Saturday, November 11, 2006

In memoriam et gratiam.

Today, we remember. But they remember every day.

My maternal grandfather, my Bubba, John Killop was about seventeen years old when he enlisted in the Royal Canadian Navy. After completing his basic training, he was stationed as an ASDIC (Anti-Submarine Detection Investigation Committee) man on the HMCS Montreal (the original one, which was a river class frigate, not the new HMCS Montreal, which is a Halifax-class frigate whose commissioning ceremony my grandfather attended.)

My grandfather has always been a very bright man. Even now, after all the strokes, his quick wit and keen intelligence are frequently the sparkle in any conversation among our extended family. It's no wonder they made him an ASDIC man.

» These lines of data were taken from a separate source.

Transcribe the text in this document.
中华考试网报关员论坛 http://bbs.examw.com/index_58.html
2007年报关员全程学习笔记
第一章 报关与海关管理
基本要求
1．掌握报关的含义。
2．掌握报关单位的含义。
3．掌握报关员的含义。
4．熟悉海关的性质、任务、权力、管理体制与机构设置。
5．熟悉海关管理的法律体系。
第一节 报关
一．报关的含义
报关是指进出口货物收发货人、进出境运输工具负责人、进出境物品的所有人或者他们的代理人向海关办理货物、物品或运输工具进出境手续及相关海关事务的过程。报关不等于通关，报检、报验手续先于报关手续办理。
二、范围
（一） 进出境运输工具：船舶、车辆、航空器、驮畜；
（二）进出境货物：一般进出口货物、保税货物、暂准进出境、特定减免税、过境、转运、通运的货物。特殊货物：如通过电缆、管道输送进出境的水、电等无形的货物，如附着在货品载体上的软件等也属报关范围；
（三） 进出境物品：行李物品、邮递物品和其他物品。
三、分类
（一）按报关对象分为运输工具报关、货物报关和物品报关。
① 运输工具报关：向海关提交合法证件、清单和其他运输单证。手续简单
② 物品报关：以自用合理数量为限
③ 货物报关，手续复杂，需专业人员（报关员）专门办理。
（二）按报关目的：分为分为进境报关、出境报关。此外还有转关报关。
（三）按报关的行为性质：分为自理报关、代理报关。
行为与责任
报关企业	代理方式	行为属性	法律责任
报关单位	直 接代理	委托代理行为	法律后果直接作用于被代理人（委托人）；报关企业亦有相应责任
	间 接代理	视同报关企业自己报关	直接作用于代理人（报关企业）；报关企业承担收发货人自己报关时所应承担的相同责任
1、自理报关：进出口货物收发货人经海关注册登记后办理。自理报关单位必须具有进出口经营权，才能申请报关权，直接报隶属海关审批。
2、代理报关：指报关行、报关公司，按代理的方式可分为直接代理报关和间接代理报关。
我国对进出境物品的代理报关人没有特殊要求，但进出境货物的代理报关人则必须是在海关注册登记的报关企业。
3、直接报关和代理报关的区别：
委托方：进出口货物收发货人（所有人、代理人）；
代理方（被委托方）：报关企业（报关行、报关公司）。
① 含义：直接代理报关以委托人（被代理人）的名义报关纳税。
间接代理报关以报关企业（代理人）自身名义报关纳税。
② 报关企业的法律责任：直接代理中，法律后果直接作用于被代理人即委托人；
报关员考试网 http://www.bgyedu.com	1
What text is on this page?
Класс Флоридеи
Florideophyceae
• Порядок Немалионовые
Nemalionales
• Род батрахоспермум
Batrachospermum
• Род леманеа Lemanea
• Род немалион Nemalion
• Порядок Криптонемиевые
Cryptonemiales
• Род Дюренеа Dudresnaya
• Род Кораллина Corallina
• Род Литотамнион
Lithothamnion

As such, it was my grandfather's responsibility to pinpoint where the ship was to drop depth-charges. My grandfather, barely out of his teens, was directly responsible for ensuring the safety of all of his colleagues on board--talk about pressure!--by sinking German U-Boats.

John Killop survived the war. He returned to Canada, married my grandmother, fathered five children (including my mother, Judith), and became the grandfather to thirteen.

But while he left the navy behind--evolving from ASDIC man to husband and father to grandfather--my grandfather carried, and still carries, the memories with him.

I've often sat with my grandfather, prodding him to memory and listening to his stories. And while he shares willingly, I can't help thinking that there are some stories he holds back, not wishing to articulate, to reanimate the occasion past.

Perhaps it's that those occasions are too painful? My grandfather has alluded to having to pull the corpses of U-Boat crewmembers from the water. But this memory received none of the detail or colour characteristic of my grandfather's storytelling (Bubba's been known to affect brogue when telling stories about his Irish immigrant parents and siblings, etc.,) I can thus only speculate as to what kind of affect this had on him. But frankly, my imagination fails me. I cannot fathom what it would be like to be barely out of high school and not only to know that you are being made responsible for the life and death of human beings, but to come face-to-face with the cold, water-logged consequences of that responsibility one evening on the cold Atlantic.

Nor can I fathom what it must be like to live with the memory of those consequences each and every day.


"The Dead"
By Rupert Brooke

Blow out, you bugles, over the rich Dead!
There's none of these so lonely and poor of old,
But, dying, has made us rarer gifts than gold
These laid the world away; poured out the red
Sweet wine of youth; gave up the years to be
Of work and joy, and that unhoped serene,
That men call age; and those who would have been,
Their sons, they gave, their immortality.

Blow, bugles, blow! They brought us, for our dearth,
Holiness, lacked so long, and Love, and Pain.
Honour has come back, as a king, to earth,
And paid his subjects with a royal wage;
And Nobleness walks in our ways again;
And we have come into our heritage.

I have made my pacifism no secret. But in no way does my belief in non-violence diminish my appreciation for the sacrifices made by servicemen and women. If you're Canadian and you haven't signed this petition, please do so now in memory and in gratitude.